A victim of well-known New Zealand actor Lee Rene Naufahu says she was subjected to a "gross abuse of power" and will no longer let the television star consume "any more of my mental space".
Naufahu, 47, changed his plea to admit six indecent assault charges before Judge Evangelos Thomas in Auckland District Court yesterday. The Crown dropped 13 other charges against Naufahu.
The former Shortland Street star had initially denied the charges and was due to go to trial next week.
The court heard that Naufahu told the victims that they were "very talented actors and wanted to develop their talents".
The offending took place between 2011 to 2013 in Naufahu's Auckland acting classes.
The victim, who spoke to the Herald yesterday after the actor changed his plea, said Naufahu left her "vulnerable to his gross abuse of power and ongoing [indecent] assault".
"He would repeatedly tell me I was receiving special treatment and coaching as someone he had selected with significant acting talent," she said.
The court heard that Naufahu would perform "let me in, let me out" and "push me, pull me" exercises with the actresses in an effort to "express their emotions".

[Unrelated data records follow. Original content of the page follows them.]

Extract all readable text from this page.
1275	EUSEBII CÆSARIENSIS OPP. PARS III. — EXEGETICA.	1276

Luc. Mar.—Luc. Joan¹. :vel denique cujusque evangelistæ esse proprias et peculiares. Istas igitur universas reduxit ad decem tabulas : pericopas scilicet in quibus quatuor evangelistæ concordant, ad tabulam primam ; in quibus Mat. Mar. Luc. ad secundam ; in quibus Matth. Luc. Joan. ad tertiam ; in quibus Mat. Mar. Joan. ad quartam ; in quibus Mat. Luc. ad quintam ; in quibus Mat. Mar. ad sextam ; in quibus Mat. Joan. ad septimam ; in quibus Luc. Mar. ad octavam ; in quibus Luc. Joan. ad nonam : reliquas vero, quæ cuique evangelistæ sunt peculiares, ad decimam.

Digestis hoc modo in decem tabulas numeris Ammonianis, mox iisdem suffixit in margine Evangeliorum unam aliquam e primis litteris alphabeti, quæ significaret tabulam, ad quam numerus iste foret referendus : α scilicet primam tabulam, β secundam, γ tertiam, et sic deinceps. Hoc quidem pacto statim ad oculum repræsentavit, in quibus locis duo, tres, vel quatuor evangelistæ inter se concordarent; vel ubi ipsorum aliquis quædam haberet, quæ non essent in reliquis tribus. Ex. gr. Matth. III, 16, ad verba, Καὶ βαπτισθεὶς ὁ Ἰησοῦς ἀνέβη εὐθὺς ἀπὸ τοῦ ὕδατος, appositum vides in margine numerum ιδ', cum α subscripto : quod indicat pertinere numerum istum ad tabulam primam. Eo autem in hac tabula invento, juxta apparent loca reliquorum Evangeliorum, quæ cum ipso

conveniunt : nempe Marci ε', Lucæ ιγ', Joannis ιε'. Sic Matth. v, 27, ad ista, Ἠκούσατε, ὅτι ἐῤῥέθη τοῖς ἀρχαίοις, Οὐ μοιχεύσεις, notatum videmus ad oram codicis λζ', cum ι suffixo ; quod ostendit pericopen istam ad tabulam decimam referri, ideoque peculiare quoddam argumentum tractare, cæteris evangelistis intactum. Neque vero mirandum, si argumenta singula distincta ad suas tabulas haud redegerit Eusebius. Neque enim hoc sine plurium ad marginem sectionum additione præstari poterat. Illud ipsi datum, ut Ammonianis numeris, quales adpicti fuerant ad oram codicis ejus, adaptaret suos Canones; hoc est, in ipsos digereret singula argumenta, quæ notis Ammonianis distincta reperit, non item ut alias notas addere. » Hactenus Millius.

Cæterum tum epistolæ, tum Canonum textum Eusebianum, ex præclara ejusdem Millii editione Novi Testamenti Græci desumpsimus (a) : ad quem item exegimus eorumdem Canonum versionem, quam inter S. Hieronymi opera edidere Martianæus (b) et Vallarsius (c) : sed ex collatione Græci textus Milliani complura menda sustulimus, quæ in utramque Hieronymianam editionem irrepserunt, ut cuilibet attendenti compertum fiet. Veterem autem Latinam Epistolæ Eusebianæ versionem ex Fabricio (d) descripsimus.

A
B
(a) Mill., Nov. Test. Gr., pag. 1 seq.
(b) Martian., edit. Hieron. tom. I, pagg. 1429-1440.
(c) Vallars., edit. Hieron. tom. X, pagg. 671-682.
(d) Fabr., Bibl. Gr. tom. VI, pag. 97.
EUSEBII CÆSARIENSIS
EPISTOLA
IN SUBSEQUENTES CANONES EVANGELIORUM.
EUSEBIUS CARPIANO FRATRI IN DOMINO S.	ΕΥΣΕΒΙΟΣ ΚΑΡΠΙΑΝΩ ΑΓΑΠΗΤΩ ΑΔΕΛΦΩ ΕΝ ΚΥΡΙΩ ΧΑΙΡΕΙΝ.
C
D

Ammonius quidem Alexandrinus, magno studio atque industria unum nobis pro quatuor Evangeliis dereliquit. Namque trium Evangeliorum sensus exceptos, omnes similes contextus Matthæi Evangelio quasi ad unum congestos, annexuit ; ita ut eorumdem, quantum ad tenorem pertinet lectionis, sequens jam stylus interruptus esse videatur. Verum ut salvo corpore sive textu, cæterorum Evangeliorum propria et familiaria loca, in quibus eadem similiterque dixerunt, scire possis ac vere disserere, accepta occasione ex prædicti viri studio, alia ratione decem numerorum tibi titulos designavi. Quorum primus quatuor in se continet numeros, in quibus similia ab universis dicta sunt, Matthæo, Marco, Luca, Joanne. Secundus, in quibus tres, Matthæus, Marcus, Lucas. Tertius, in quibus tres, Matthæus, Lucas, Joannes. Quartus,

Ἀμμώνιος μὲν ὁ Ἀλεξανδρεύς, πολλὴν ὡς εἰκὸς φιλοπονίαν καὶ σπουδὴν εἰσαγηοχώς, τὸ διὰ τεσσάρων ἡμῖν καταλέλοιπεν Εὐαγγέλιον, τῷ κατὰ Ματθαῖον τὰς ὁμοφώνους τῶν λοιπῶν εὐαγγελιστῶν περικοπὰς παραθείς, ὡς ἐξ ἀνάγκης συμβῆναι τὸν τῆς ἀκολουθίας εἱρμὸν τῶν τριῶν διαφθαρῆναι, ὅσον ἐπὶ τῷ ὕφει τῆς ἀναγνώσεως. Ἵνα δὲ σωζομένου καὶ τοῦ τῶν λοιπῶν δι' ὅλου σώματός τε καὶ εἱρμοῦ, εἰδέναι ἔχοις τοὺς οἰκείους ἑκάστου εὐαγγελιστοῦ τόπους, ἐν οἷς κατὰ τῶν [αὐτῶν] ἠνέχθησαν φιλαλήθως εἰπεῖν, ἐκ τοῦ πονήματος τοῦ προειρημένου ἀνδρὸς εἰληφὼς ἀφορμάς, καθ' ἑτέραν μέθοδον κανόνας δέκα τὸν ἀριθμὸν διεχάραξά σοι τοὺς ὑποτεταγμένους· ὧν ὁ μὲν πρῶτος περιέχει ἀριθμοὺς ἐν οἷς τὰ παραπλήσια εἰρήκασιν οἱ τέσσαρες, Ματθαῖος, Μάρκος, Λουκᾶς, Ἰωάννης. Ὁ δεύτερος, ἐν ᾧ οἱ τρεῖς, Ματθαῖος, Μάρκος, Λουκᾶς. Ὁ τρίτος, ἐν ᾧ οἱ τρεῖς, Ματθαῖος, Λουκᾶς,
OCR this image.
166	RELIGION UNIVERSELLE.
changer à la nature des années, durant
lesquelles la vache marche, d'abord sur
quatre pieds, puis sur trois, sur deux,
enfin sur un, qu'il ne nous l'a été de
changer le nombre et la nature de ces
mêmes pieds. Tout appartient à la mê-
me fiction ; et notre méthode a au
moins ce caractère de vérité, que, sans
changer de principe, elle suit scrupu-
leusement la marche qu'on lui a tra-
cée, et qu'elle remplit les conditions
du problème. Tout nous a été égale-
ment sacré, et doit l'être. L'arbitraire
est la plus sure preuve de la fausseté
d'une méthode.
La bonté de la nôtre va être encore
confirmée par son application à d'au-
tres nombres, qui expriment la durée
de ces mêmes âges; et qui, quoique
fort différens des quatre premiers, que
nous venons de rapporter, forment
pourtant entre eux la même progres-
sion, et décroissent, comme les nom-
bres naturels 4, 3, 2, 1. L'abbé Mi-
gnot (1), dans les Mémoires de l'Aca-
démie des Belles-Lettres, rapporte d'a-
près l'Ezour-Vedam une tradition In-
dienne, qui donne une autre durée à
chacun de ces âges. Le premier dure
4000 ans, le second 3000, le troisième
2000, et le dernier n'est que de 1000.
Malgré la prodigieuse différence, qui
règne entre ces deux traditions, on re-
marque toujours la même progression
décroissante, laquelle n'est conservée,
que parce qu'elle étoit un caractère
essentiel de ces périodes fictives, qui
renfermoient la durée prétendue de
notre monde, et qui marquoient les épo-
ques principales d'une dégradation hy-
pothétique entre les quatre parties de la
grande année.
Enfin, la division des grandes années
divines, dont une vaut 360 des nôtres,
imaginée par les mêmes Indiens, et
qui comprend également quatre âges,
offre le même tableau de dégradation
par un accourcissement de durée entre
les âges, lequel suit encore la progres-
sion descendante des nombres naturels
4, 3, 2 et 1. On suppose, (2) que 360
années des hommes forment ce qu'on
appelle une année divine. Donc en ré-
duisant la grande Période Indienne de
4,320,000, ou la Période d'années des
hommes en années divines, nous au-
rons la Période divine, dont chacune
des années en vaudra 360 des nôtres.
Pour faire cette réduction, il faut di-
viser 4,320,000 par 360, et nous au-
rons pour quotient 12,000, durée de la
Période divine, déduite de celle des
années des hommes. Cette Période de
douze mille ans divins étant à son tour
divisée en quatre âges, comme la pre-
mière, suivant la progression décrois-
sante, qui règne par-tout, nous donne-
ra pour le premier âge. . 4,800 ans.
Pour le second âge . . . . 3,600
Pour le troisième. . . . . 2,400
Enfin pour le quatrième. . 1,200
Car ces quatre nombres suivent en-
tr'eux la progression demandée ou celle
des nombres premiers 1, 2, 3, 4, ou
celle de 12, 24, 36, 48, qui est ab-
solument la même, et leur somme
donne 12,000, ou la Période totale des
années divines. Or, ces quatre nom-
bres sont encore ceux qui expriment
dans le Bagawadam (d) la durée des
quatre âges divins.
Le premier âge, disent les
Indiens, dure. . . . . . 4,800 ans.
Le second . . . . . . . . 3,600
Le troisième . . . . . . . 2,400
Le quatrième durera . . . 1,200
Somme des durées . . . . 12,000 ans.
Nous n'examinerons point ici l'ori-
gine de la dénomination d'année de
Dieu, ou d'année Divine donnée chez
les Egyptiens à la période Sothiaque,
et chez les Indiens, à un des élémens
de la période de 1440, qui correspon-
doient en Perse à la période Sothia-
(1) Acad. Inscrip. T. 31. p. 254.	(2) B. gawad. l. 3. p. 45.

The victim told the Herald Naufahu first assaulted her during one of these exercises.
"He used his 'pull' motion to kiss me on the mouth, after which I pushed him away and asked him what he was doing.
"The response was that this was a common acting coaching technique used to build confidence and help students in 'the real world of acting'."
Yesterday, the court heard that during one of the classes, Naufahu's "kissing became more passionate and the touching became more invasive".
The victim said Naufahu said she "was a huge acting talent and was going to 'go places'".
Naufahu called her the next "NZ Charlize Theron", she said.
She said Naufahu's long-term "abuse and betrayal" has had a significant and lasting impression on her life.
"It takes a long time to accept yourself as a victim of abuse, and even longer to process the mental and emotional impacts on areas that you would never really imagine before going through something like this."
Judge Thomas said Naufahu "caused an enormous amount of harm to six very vulnerable women".
He said it wasn't the extent of touching but the extent of a breach of trust.
The victim said she didn't have a message for Naufau, "aside to say that I chose not to allow him any more of my mental space or time moving forward from today".
"I do have a message for other victims of sexual assault or abuse who are out there and feeling confused or don't know what to do. Ask for help. Reach out to anyone you can trust, and go the right people for assistance."
She thanked police for their help and care in the case.
Naufahu will be sentenced in November.
"I accept now that I made errors and crossed boundaries that should not have been crossed," he said in a statement yesterday.
"I am pleased this case has resolved as this period in my life has been very hard for me and my family. There has been a lot to confront and resolve. We have done that. I am sure it has also been hard for those students who became involved on both sides.
"I hope that by acknowledging the accepted inappropriate conduct, this now stops and everyone can move on."